Question 5 Short Answer
What does 'distributed agency' mean in posthumanist criticism, and how would applying this concept change a literary analysis of a text like Shelley's Frankenstein?
Think about your answer, then reveal below.
Model answer: Distributed agency means that the capacity to act — to make things happen, to redirect the story, to resist and transform plans — is not exclusive to human subjects but is distributed across networks that include nonhuman actants. Applied to Frankenstein, a posthumanist analysis would resist treating the creature as a mere reflection of Victor's anxieties or a symbol of human hubris. Instead, it would trace the creature's own agency: how it acts, learns, seeks relationships, makes demands, and escapes Victor's attempts at control.

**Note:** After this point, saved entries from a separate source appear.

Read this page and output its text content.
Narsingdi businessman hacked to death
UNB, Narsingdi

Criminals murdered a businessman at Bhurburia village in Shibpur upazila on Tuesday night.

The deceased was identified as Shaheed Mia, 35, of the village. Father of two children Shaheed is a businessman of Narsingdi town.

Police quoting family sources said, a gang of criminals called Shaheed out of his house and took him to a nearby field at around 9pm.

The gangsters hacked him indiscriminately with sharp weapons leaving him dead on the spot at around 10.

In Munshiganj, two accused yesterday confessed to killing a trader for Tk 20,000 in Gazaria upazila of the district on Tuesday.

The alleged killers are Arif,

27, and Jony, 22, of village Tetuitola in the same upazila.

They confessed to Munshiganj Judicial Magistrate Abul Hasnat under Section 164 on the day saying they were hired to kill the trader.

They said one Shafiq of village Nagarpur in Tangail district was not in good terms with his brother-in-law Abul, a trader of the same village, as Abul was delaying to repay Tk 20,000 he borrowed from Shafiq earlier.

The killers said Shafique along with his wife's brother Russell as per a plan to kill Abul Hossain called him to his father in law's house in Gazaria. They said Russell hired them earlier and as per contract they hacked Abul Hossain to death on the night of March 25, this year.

The creature is not backdrop to a human drama; it is a nonhuman (or parahuman) agent whose existence reorganizes every human relationship in the novel. The analysis would also attend to how other nonhuman forces — the Arctic landscape, electricity, the materiality of assembled flesh — function as actants rather than settings.
The posthumanist reading doesn't simply 'sympathize with' the creature — it asks what assumptions about the boundary between human and nonhuman the text both reproduces and challenges, and what kinds of agency the novel's form is able to represent.